Wednesday, January 22, 2014

Huge Surf- Waimea Big Wave Riders

See the tiny surfer?
Cleanup Set at Waimea
  Right now there is a size where if the waves exceed it I feel very comfortable taking pictures from the shore. Being winter time in Oahu the waves on the North shore exceed my limit quite often. When people ask what my limit is I often respond with 'double overhead'. So if the wave is more than twice my height I wouldn't paddle out. We'll see how long that holds. But for now I have been enjoying taking pictures of these crazy big wave chargers at places like Waimea Bay, Pipeline, and Sunset Beach.

Party Wave at Waimea Bay
Beauty in every wave
These pictures are from the swell a few days ago which was dwarfed by the swell we are having now. Unfortunately, high winds have made most breaks unsurfable. I can't wait to see what tomorrow will bring.

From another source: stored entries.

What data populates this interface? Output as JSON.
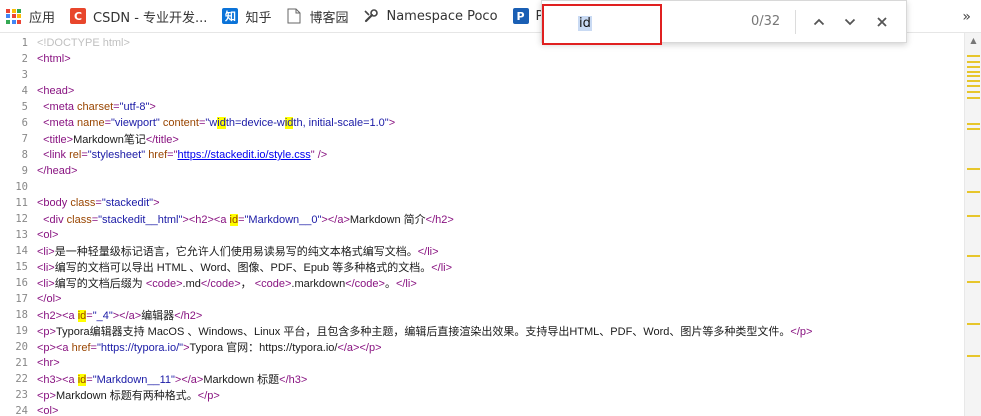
{
  "bookmarks": [
    {
      "label": "应用",
      "icon": "apps-grid-icon"
    },
    {
      "label": "CSDN - 专业开发...",
      "icon": "csdn-logo-icon",
      "glyph": "C",
      "color": "#e8462c"
    },
    {
      "label": "知乎",
      "icon": "zhihu-logo-icon",
      "glyph": "知",
      "color": "#0b73d8"
    },
    {
      "label": "博客园",
      "icon": "page-icon"
    },
    {
      "label": "Namespace Poco",
      "icon": "tools-icon"
    },
    {
      "label": "POC",
      "icon": "poco-logo-icon",
      "glyph": "P",
      "color": "#1a5fb4"
    }
  ],
  "bookmarks_overflow": "»",
  "find": {
    "query": "id",
    "count": "0/32",
    "prev_icon": "chevron-up-icon",
    "next_icon": "chevron-down-icon",
    "close_icon": "close-icon"
  },
  "colors": {
    "tag": "#881280",
    "attr": "#994500",
    "value": "#1a1aa6",
    "link": "#0000ee",
    "doctype": "#c0c0c0",
    "highlight": "#ffff00",
    "text": "#1a1a1a",
    "find_border": "#e02020",
    "scroll_marker": "#e7c62b"
  },
  "source_lines": [
    {
      "n": "1",
      "parts": [
        {
          "t": "<!DOCTYPE html>",
          "c": "doctype"
        }
      ]
    },
    {
      "n": "2",
      "parts": [
        {
          "t": "<html>",
          "c": "tag"
        }
      ]
    },
    {
      "n": "3",
      "parts": []
    },
    {
      "n": "4",
      "parts": [
        {
          "t": "<head>",
          "c": "tag"
        }
      ]
    },
    {
      "n": "5",
      "parts": [
        {
          "t": "  <meta ",
          "c": "tag"
        },
        {
          "t": "charset",
          "c": "attr"
        },
        {
          "t": "=",
          "c": "tag"
        },
        {
          "t": "\"utf-8\"",
          "c": "value"
        },
        {
          "t": ">",
          "c": "tag"
        }
      ]
    },
    {
      "n": "6",
      "parts": [
        {
          "t": "  <meta ",
          "c": "tag"
        },
        {
          "t": "name",
          "c": "attr"
        },
        {
          "t": "=",
          "c": "tag"
        },
        {
          "t": "\"viewport\"",
          "c": "value"
        },
        {
          "t": " ",
          "c": "tag"
        },
        {
          "t": "content",
          "c": "attr"
        },
        {
          "t": "=",
          "c": "tag"
        },
        {
          "t": "\"w",
          "c": "value"
        },
        {
          "t": "id",
          "c": "value",
          "hl": true
        },
        {
          "t": "th=device-w",
          "c": "value"
        },
        {
          "t": "id",
          "c": "value",
          "hl": true
        },
        {
          "t": "th, initial-scale=1.0\"",
          "c": "value"
        },
        {
          "t": ">",
          "c": "tag"
        }
      ]
    },
    {
      "n": "7",
      "parts": [
        {
          "t": "  <title>",
          "c": "tag"
        },
        {
          "t": "Markdown笔记",
          "c": "text"
        },
        {
          "t": "</title>",
          "c": "tag"
        }
      ]
    },
    {
      "n": "8",
      "parts": [
        {
          "t": "  <link ",
          "c": "tag"
        },
        {
          "t": "rel",
          "c": "attr"
        },
        {
          "t": "=",
          "c": "tag"
        },
        {
          "t": "\"stylesheet\"",
          "c": "value"
        },
        {
          "t": " ",
          "c": "tag"
        },
        {
          "t": "href",
          "c": "attr"
        },
        {
          "t": "=\"",
          "c": "tag"
        },
        {
          "t": "https://stackedit.io/style.css",
          "c": "link",
          "u": true
        },
        {
          "t": "\" />",
          "c": "tag"
        }
      ]
    },
    {
      "n": "9",
      "parts": [
        {
          "t": "</head>",
          "c": "tag"
        }
      ]
    },
    {
      "n": "10",
      "parts": []
    },
    {
      "n": "11",
      "parts": [
        {
          "t": "<body ",
          "c": "tag"
        },
        {
          "t": "class",
          "c": "attr"
        },
        {
          "t": "=",
          "c": "tag"
        },
        {
          "t": "\"stackedit\"",
          "c": "value"
        },
        {
          "t": ">",
          "c": "tag"
        }
      ]
    },
    {
      "n": "12",
      "parts": [
        {
          "t": "  <div ",
          "c": "tag"
        },
        {
          "t": "class",
          "c": "attr"
        },
        {
          "t": "=",
          "c": "tag"
        },
        {
          "t": "\"stackedit__html\"",
          "c": "value"
        },
        {
          "t": "><h2><a ",
          "c": "tag"
        },
        {
          "t": "id",
          "c": "attr",
          "hl": true
        },
        {
          "t": "=",
          "c": "tag"
        },
        {
          "t": "\"Markdown__0\"",
          "c": "value"
        },
        {
          "t": "></a>",
          "c": "tag"
        },
        {
          "t": "Markdown 简介",
          "c": "text"
        },
        {
          "t": "</h2>",
          "c": "tag"
        }
      ]
    },
    {
      "n": "13",
      "parts": [
        {
          "t": "<ol>",
          "c": "tag"
        }
      ]
    },
    {
      "n": "14",
      "parts": [
        {
          "t": "<li>",
          "c": "tag"
        },
        {
          "t": "是一种轻量级标记语言，它允许人们使用易读易写的纯文本格式编写文档。",
          "c": "text"
        },
        {
          "t": "</li>",
          "c": "tag"
        }
      ]
    },
    {
      "n": "15",
      "parts": [
        {
          "t": "<li>",
          "c": "tag"
        },
        {
          "t": "编写的文档可以导出 HTML 、Word、图像、PDF、Epub 等多种格式的文档。",
          "c": "text"
        },
        {
          "t": "</li>",
          "c": "tag"
        }
      ]
    },
    {
      "n": "16",
      "parts": [
        {
          "t": "<li>",
          "c": "tag"
        },
        {
          "t": "编写的文档后缀为 ",
          "c": "text"
        },
        {
          "t": "<code>",
          "c": "tag"
        },
        {
          "t": ".md",
          "c": "text"
        },
        {
          "t": "</code>",
          "c": "tag"
        },
        {
          "t": "， ",
          "c": "text"
        },
        {
          "t": "<code>",
          "c": "tag"
        },
        {
          "t": ".markdown",
          "c": "text"
        },
        {
          "t": "</code>",
          "c": "tag"
        },
        {
          "t": "。",
          "c": "text"
        },
        {
          "t": "</li>",
          "c": "tag"
        }
      ]
    },
    {
      "n": "17",
      "parts": [
        {
          "t": "</ol>",
          "c": "tag"
        }
      ]
    },
    {
      "n": "18",
      "parts": [
        {
          "t": "<h2><a ",
          "c": "tag"
        },
        {
          "t": "id",
          "c": "attr",
          "hl": true
        },
        {
          "t": "=",
          "c": "tag"
        },
        {
          "t": "\"_4\"",
          "c": "value"
        },
        {
          "t": "></a>",
          "c": "tag"
        },
        {
          "t": "编辑器",
          "c": "text"
        },
        {
          "t": "</h2>",
          "c": "tag"
        }
      ]
    },
    {
      "n": "19",
      "parts": [
        {
          "t": "<p>",
          "c": "tag"
        },
        {
          "t": "Typora编辑器支持 MacOS 、Windows、Linux 平台，且包含多种主题，编辑后直接渲染出效果。支持导出HTML、PDF、Word、图片等多种类型文件。",
          "c": "text"
        },
        {
          "t": "</p>",
          "c": "tag"
        }
      ]
    },
    {
      "n": "20",
      "parts": [
        {
          "t": "<p><a ",
          "c": "tag"
        },
        {
          "t": "href",
          "c": "attr"
        },
        {
          "t": "=",
          "c": "tag"
        },
        {
          "t": "\"https://typora.io/\"",
          "c": "value"
        },
        {
          "t": ">",
          "c": "tag"
        },
        {
          "t": "Typora 官网：https://typora.io/",
          "c": "text"
        },
        {
          "t": "</a></p>",
          "c": "tag"
        }
      ]
    },
    {
      "n": "21",
      "parts": [
        {
          "t": "<hr>",
          "c": "tag"
        }
      ]
    },
    {
      "n": "22",
      "parts": [
        {
          "t": "<h3><a ",
          "c": "tag"
        },
        {
          "t": "id",
          "c": "attr",
          "hl": true
        },
        {
          "t": "=",
          "c": "tag"
        },
        {
          "t": "\"Markdown__11\"",
          "c": "value"
        },
        {
          "t": "></a>",
          "c": "tag"
        },
        {
          "t": "Markdown 标题",
          "c": "text"
        },
        {
          "t": "</h3>",
          "c": "tag"
        }
      ]
    },
    {
      "n": "23",
      "parts": [
        {
          "t": "<p>",
          "c": "tag"
        },
        {
          "t": "Markdown 标题有两种格式。",
          "c": "text"
        },
        {
          "t": "</p>",
          "c": "tag"
        }
      ]
    },
    {
      "n": "24",
      "parts": [
        {
          "t": "<ol>",
          "c": "tag"
        }
      ]
    }
  ]
}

Monarch butterfly caterpillars near Waimea

A lone surfer high on the wave at Bonzai Pipeline

Sunday, January 19, 2014

Halona Blowhole Shore Dive, Oahu

  Shore diving is not the usual method of diving here on Oahu. Most of the nearshore reefs are very shallow and not very colorful. It is almost certainly related to the amount of people visiting, building, and living here. However once you get off the beaten path there may be a few surprises in store for the Oahu shore diver. One such place I have been hearing a lot about is a dive called the Halona Blowhole.
   The blowhole is a popular tourist stop right along the highway a few miles past Hanauma Bay. Being on the southeast corner of the island it is a great spot for sunrises as well as the most popular whale watching spot on the island. Winds and waves have created layered rock formations along the cliffs. These cliffs also make it a risky spot to scuba dive. If the conditions are bad or if there is a strong current, finding a different spot to get out can be very hard.
 
  A steep rock path winds its way down to a secret beach just next to the Halona Blowhole overlook parking lot. A small beach call Eternity Beach is a beautiful departure point for the dive. There is a narrow strip of shallow water that leads from the beach out past the cliffs. This area can be very wavy and surgy. If there are waves crashing here then it will be a very advanced dive. Luckily on this day it was flat calm with great visibility.

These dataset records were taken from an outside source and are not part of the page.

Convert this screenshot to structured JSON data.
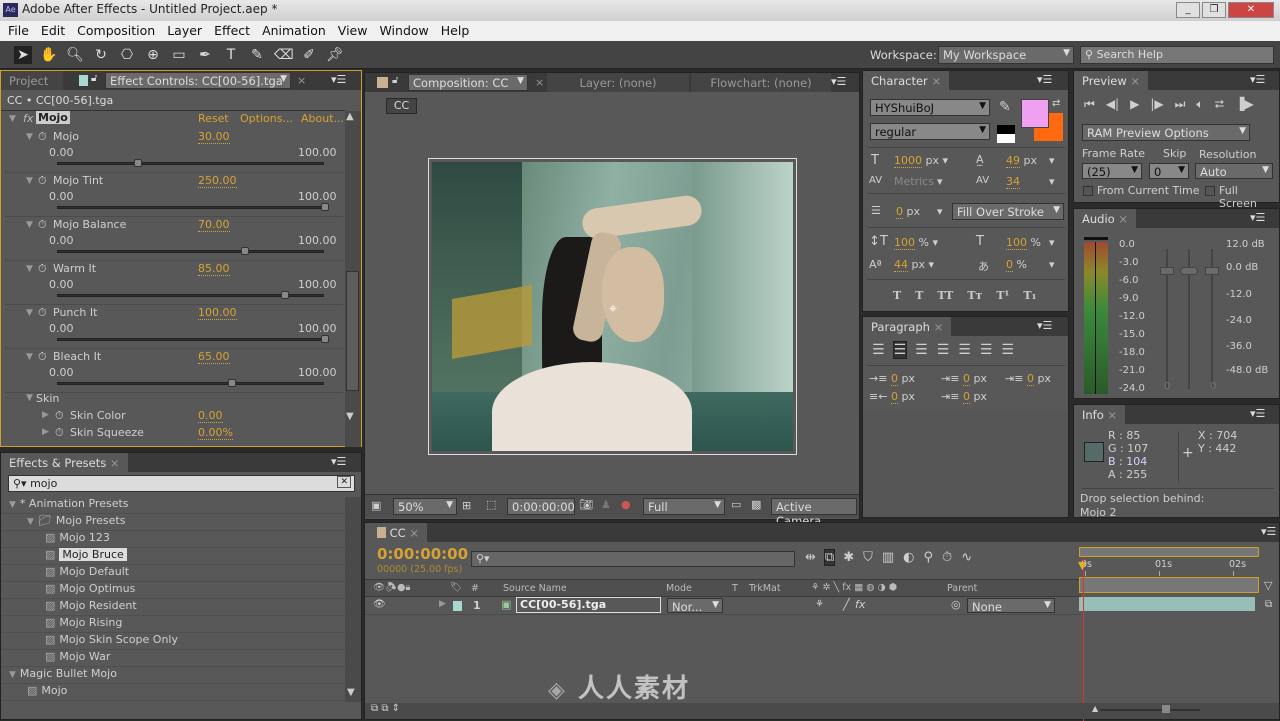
{
  "window": {
    "title": "Adobe After Effects - Untitled Project.aep *",
    "app_icon": "Ae",
    "buttons": [
      "_",
      "❐",
      "✕"
    ]
  },
  "menu": [
    "File",
    "Edit",
    "Composition",
    "Layer",
    "Effect",
    "Animation",
    "View",
    "Window",
    "Help"
  ],
  "toolbar": {
    "tools": [
      "selection-tool",
      "hand-tool",
      "zoom-tool",
      "rotation-tool",
      "camera-tool",
      "pan-behind-tool",
      "rectangle-tool",
      "pen-tool",
      "type-tool",
      "brush-tool",
      "eraser-tool",
      "roto-brush-tool",
      "puppet-tool"
    ],
    "workspace_label": "Workspace:",
    "workspace_value": "My Workspace",
    "search_placeholder": "Search Help"
  },
  "effect_controls": {
    "tab_project": "Project",
    "tab_title": "Effect Controls: CC[00-56].tga",
    "header": "CC • CC[00-56].tga",
    "effect_name": "Mojo",
    "fx": "fx",
    "reset": "Reset",
    "options": "Options...",
    "about": "About...",
    "params": [
      {
        "name": "Mojo",
        "value": "30.00",
        "min": "0.00",
        "max": "100.00",
        "level": 0.3
      },
      {
        "name": "Mojo Tint",
        "value": "250.00",
        "min": "0.00",
        "max": "100.00",
        "level": 1.0
      },
      {
        "name": "Mojo Balance",
        "value": "70.00",
        "min": "0.00",
        "max": "100.00",
        "level": 0.7
      },
      {
        "name": "Warm It",
        "value": "85.00",
        "min": "0.00",
        "max": "100.00",
        "level": 0.85
      },
      {
        "name": "Punch It",
        "value": "100.00",
        "min": "0.00",
        "max": "100.00",
        "level": 1.0
      },
      {
        "name": "Bleach It",
        "value": "65.00",
        "min": "0.00",
        "max": "100.00",
        "level": 0.65
      }
    ],
    "group": "Skin",
    "sub_params": [
      {
        "name": "Skin Color",
        "value": "0.00"
      },
      {
        "name": "Skin Squeeze",
        "value": "0.00%"
      }
    ]
  },
  "effects_presets": {
    "title": "Effects & Presets",
    "search_value": "mojo",
    "items": [
      {
        "label": "* Animation Presets",
        "depth": 0,
        "type": "folder-open"
      },
      {
        "label": "Mojo Presets",
        "depth": 1,
        "type": "folder"
      },
      {
        "label": "Mojo 123",
        "depth": 2,
        "type": "preset"
      },
      {
        "label": "Mojo Bruce",
        "depth": 2,
        "type": "preset",
        "selected": true
      },
      {
        "label": "Mojo Default",
        "depth": 2,
        "type": "preset"
      },
      {
        "label": "Mojo Optimus",
        "depth": 2,
        "type": "preset"
      },
      {
        "label": "Mojo Resident",
        "depth": 2,
        "type": "preset"
      },
      {
        "label": "Mojo Rising",
        "depth": 2,
        "type": "preset"
      },
      {
        "label": "Mojo Skin Scope Only",
        "depth": 2,
        "type": "preset"
      },
      {
        "label": "Mojo War",
        "depth": 2,
        "type": "preset"
      },
      {
        "label": "Magic Bullet Mojo",
        "depth": 0,
        "type": "folder-open"
      },
      {
        "label": "Mojo",
        "depth": 1,
        "type": "effect"
      }
    ]
  },
  "composition": {
    "tab": "Composition: CC",
    "layer_tab": "Layer: (none)",
    "flowchart_tab": "Flowchart: (none)",
    "comp_button": "CC",
    "zoom": "50%",
    "timecode": "0:00:00:00",
    "resolution": "Full",
    "camera": "Active Camera"
  },
  "character": {
    "title": "Character",
    "font": "HYShuiBoJ",
    "style": "regular",
    "fill_color": "#f0a0f0",
    "stroke_color": "#ff6a10",
    "font_size": "1000",
    "leading": "49",
    "kerning": "Metrics",
    "tracking": "34",
    "stroke_width": "0",
    "stroke_mode": "Fill Over Stroke",
    "vscale": "100",
    "hscale": "100",
    "baseline": "44",
    "tsume": "0",
    "unit_px": "px",
    "unit_pct": "%",
    "styles": [
      "T",
      "T",
      "TT",
      "Tт",
      "T¹",
      "T₁"
    ]
  },
  "paragraph": {
    "title": "Paragraph",
    "indents": [
      "0",
      "0",
      "0",
      "0",
      "0"
    ],
    "unit": "px"
  },
  "preview": {
    "title": "Preview",
    "ram_options": "RAM Preview Options",
    "frame_rate_label": "Frame Rate",
    "skip_label": "Skip",
    "resolution_label": "Resolution",
    "frame_rate": "(25)",
    "skip": "0",
    "resolution": "Auto",
    "from_current": "From Current Time",
    "full_screen": "Full Screen"
  },
  "audio": {
    "title": "Audio",
    "scale_left": [
      "0.0",
      "-3.0",
      "-6.0",
      "-9.0",
      "-12.0",
      "-15.0",
      "-18.0",
      "-21.0",
      "-24.0"
    ],
    "scale_right": [
      "12.0 dB",
      "0.0 dB",
      "-12.0",
      "-24.0",
      "-36.0",
      "-48.0 dB"
    ],
    "fader_values": [
      "0",
      "0"
    ]
  },
  "info": {
    "title": "Info",
    "r": "R : 85",
    "g": "G : 107",
    "b": "B : 104",
    "a": "A : 255",
    "x": "X : 704",
    "y": "Y : 442",
    "swatch": "#556b68",
    "message": "Drop selection behind:",
    "message2": "Mojo 2"
  },
  "timeline": {
    "tab": "CC",
    "timecode": "0:00:00:00",
    "fps": "00000 (25.00 fps)",
    "col_source": "Source Name",
    "col_mode": "Mode",
    "col_t": "T",
    "col_trkmat": "TrkMat",
    "col_parent": "Parent",
    "col_num": "#",
    "ruler": [
      "0s",
      "01s",
      "02s"
    ],
    "layers": [
      {
        "num": "1",
        "name": "CC[00-56].tga",
        "mode": "Nor...",
        "parent": "None",
        "label_color": "#a8d8d0"
      }
    ]
  },
  "watermark": "人人素材"
}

  Even on a calm day such as this you still have to be wary of the currents. Of all the dangers of diving this area a strong current could be the biggest risk. If the current is heading north the next swim out is the back breaking shore break at Sandy beach. If the current takes you south then the helicopter or whale watching boat might pick you up before you reach the protection of Hanauma Bay. Knowing the dangers of the swift moving current at this spot we made sure to dive right at low tide when the current should be slack.

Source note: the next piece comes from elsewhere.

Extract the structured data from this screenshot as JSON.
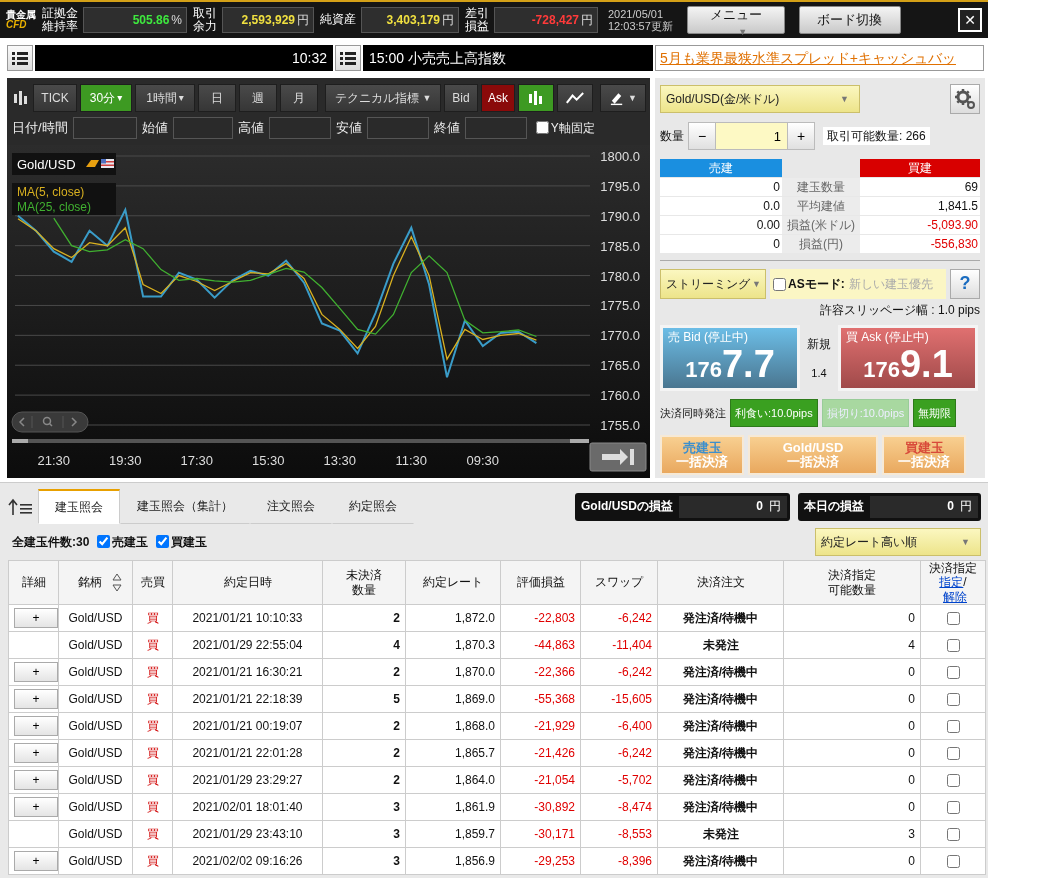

Heidi's Black Frogfish with white speckles
See it?
  Once we were down the trail and in the water we put our trained eyes to use. Wild rock formations continued under the water and we soon found one rock with multiple spirals of nudibranch eggs on it. Turns out these were the eggs of white margin nudibranchs, although we also found imperial, snow goddess, and blue dragon nudibranchs. Different butterflyfish, surgeonfish, and schools of goatfish cruised the cliff faces. A couple of turtles swam around the entry/exit channel, but the big find of the dive was a black frogfish. I still don't know how Heidi saw it. Frogfish have an amazing ability to camouflage in with the reef. They have modified fins that they use to wedge themselves into the reef, remaining motionless until ambushing their prey. These same fins were used by this black frogfish to grab onto Heidi's finger. On the way back 'hawk eyes' Heidi found another tiny, bright yellow frogfish. All in all a pretty fun dive in perfect conditions. Just like surfing a new spot, diving a new spot always gives me a great feeling of accomplishment.